Just over a year ago, Rybachuk warned that a wide-scale campaign aimed at discrediting civic activists was likely in the near future.  Asked then why the authorities would be resorting to such measures, he answered that the regime didn’t  have any other ways out. “Level of confidence in it is at a record low and it basically has nothing that it can counter this with from the point of view of information. It’s effectively impossible to imagine anybody in their right mind who would defend the regime. Those who defend it do so for specific ends. They don’t support it and are simply trying to compromise opponents of the regime”. 

Level of confidence, it transpired, could fall even lower.  So too have the tactics used against civic activists and organizations, including phone hacking and serious campaigns aimed at blackening their reputation.

CHESNO, the civic initiative started by Center.UA, has been at the forefront of efforts to force parliamentarians to vote in person (as required by the Constitution) and to develop voter awareness of the democratic criteria which candidates should meet. 

Center.UA  has also been active in the making and showing of an almanac of documentaries called Open Access.  Information about continuing efforts to sabotage the film showings can be found in Access Denied  The sabotage is believed to be primarily because of one film about how Yanukovych came to effectively own the former state residence at Mezhyhirya.

Centre UA has also been working with journalists from Slidstvo.info and the “Svidomo” bureau on a project for Ukrainska Pravda in investigating corrupt activities by members of the government, including the Interior Minister Vitaly Zakharchenko.  A report alleging that Zakharchenko had used front men to gain control of the country’s only gold deposits appeared on Dec 25.

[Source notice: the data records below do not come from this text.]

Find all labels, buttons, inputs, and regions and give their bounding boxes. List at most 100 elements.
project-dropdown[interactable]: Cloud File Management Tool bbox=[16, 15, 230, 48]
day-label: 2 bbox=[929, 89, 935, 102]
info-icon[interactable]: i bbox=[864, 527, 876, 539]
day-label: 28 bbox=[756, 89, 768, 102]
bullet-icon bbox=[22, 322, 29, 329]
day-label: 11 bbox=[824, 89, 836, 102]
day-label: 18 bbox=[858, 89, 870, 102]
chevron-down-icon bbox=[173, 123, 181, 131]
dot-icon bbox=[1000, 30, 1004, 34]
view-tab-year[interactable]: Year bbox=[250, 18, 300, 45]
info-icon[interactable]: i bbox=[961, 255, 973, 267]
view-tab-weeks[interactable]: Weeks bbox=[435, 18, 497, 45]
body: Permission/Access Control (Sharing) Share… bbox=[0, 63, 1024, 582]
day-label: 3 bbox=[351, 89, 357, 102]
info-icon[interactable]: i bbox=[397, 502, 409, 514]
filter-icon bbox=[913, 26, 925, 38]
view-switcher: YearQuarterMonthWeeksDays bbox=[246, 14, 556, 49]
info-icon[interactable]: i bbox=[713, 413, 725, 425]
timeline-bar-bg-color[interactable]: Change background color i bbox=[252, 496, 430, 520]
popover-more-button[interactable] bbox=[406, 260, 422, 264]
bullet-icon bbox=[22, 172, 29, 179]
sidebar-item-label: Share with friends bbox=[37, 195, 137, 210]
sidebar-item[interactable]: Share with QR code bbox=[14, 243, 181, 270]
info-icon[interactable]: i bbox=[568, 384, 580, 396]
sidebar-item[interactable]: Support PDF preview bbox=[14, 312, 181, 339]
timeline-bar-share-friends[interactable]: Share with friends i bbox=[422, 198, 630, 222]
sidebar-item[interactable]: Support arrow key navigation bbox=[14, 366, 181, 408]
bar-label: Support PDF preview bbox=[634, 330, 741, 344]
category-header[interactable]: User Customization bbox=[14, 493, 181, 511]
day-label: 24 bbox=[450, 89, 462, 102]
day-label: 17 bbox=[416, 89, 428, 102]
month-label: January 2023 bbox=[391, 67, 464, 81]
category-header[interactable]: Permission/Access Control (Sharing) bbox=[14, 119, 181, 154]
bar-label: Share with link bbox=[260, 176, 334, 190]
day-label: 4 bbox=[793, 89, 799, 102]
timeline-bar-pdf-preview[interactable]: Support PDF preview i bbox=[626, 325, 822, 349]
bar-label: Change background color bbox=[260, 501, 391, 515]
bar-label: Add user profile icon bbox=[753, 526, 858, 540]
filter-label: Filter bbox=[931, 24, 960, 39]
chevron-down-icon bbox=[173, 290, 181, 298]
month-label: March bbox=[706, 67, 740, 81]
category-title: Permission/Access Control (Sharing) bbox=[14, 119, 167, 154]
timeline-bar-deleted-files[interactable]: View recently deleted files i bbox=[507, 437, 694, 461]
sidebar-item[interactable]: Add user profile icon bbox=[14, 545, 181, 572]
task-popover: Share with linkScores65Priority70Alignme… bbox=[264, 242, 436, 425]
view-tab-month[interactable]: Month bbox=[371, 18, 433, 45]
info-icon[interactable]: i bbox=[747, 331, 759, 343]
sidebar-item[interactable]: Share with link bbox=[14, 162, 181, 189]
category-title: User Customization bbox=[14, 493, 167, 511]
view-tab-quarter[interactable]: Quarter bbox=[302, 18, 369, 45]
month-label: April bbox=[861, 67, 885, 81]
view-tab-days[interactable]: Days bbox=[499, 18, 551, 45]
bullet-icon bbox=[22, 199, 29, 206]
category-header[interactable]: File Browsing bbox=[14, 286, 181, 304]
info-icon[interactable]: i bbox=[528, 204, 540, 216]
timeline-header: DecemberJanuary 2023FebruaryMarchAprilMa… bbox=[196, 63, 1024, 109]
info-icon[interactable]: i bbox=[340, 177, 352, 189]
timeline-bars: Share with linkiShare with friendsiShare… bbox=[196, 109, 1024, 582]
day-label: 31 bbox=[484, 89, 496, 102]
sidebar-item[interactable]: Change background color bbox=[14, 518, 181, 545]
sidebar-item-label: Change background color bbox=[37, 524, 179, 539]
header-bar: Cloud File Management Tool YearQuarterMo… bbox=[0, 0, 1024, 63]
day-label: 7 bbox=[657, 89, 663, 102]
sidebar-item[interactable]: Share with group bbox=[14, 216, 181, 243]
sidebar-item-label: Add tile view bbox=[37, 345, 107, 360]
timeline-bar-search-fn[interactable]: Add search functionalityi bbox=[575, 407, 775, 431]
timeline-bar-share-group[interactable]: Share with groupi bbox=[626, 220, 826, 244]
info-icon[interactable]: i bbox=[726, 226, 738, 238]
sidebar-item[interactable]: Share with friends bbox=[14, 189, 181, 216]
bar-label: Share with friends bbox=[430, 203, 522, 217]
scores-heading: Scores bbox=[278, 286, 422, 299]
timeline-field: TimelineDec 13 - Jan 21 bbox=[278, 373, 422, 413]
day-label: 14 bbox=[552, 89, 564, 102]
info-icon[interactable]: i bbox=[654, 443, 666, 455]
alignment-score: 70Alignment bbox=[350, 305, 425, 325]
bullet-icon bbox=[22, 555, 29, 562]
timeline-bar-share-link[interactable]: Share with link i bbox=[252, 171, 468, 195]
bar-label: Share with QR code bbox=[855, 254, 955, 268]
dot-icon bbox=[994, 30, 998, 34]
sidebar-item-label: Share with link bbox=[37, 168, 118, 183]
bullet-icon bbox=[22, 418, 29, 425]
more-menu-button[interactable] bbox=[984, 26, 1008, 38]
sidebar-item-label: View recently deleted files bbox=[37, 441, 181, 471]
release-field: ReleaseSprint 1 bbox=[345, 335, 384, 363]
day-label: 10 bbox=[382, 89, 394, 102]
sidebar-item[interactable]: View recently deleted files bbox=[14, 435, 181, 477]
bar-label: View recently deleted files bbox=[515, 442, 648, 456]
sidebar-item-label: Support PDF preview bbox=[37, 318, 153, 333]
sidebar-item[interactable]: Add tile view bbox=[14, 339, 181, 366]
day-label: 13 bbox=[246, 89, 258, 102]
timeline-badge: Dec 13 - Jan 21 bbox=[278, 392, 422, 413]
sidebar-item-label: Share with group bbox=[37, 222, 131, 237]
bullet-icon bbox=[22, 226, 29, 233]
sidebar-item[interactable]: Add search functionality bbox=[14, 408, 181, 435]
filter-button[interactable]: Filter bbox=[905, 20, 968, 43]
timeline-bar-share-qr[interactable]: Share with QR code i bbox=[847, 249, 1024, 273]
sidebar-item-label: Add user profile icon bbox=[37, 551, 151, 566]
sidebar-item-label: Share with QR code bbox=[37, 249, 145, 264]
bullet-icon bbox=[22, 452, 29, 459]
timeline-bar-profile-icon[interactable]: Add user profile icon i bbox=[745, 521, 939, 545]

If Zakharchenko, those behind the privatization of Mezhyhirya or others in authority consider the allegations against them to be false, they should openly state their position.  With transparency and openness not values held high by those currently in power, sabotage of film showings, hacking of personal email addresses, various forms of intimidation including the current money laundering allegations against a civic organization, suspicions are otherwise inevitable. 

Center.UA has called on the diplomatic community, on international and human rights organizations to follow this worrying development and to urge the government to stop persecuting NGOs.  Out of solidarity in the first instance, but also self-defense, it is a call worth heeding.